Consiguientemente, al haberse emitido la Sentencia Agroambiental Nacional S2a 29/2018, ahora cuestionada, de manera fundamentada y motivada, no se lesionó el derecho al debido proceso -en los elementos analizados- de la Comunidad ahora impetrante de tutela, dentro de los parámetros establecidos en el Fundamento Jurídico II.2 del presente fallo constitucional y el Informe Técnico Jurisprudencial emitido por la Unidad de Unificación Jurisprudencial de este Tribunal cursante de fs. 2762 a 2764, correspondiendo por ello denegar la tutela solicitada.

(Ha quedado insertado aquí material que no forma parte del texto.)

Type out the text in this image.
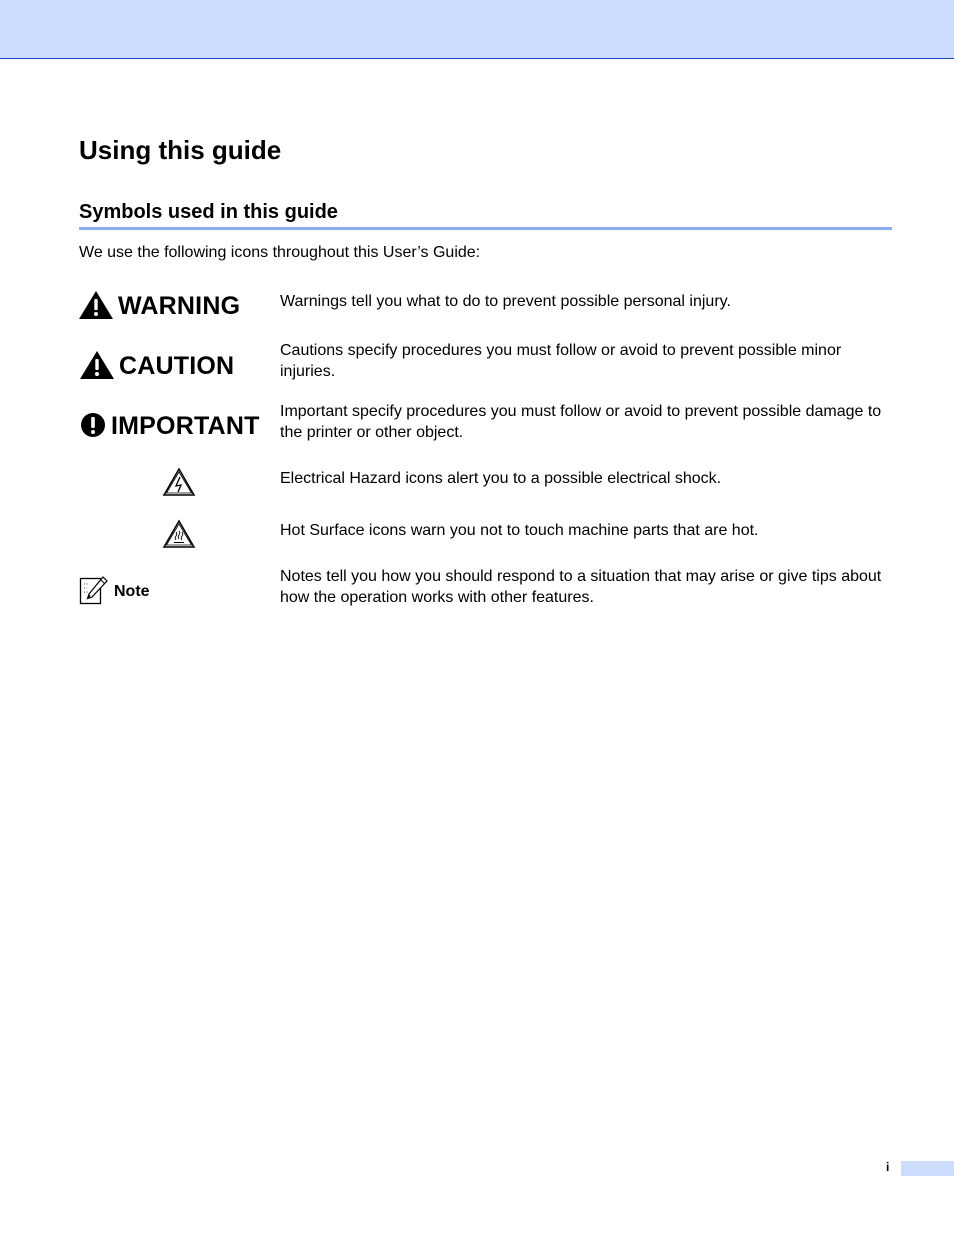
Using this guide
Symbols used in this guide

We use the following icons throughout this User’s Guide:

WARNING Warnings tell you what to do to prevent possible personal injury.

CAUTION

Cautions specify procedures you must follow or avoid to prevent possible minor injuries.

IMPORTANT

Important specify procedures you must follow or avoid to prevent possible damage to the printer or other object.

Electrical Hazard icons alert you to a possible electrical shock.

Hot Surface icons warn you not to touch machine parts that are hot.

Note

Notes tell you how you should respond to a situation that may arise or give tips about how the operation works with other features.

i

Con relación a los otros derechos igualmente alegados de desconocidos concernientes a la igualdad, acceso a la justicia, a la defensa, a no ser discriminado, a la vida, al trabajo, a la interpretación de la legalidad ordinaria, “…a la calidad de ser campesinos y comunarios…” (sic), a los derechos colectivos y derechos difusos, a la autodeterminación y libre existencia, no existe un fundamento jurídico constitucional que determine y acredite cómo y de qué manera la Resolución en cuestión desconoció esos derechos; por lo que, este Tribunal se encuentra impedido de realizar análisis alguno, más aún que con relación a la invocación de los derechos colectivos y difusos como los inherentes a los mismos, dentro del diseño normativo procesal-constitucional no podrían ser acogidos vía acción de amparo constitucional, sino a través de la acción popular; razones por las que respecto a tales derechos corresponde también denegarse la tutela impetrada.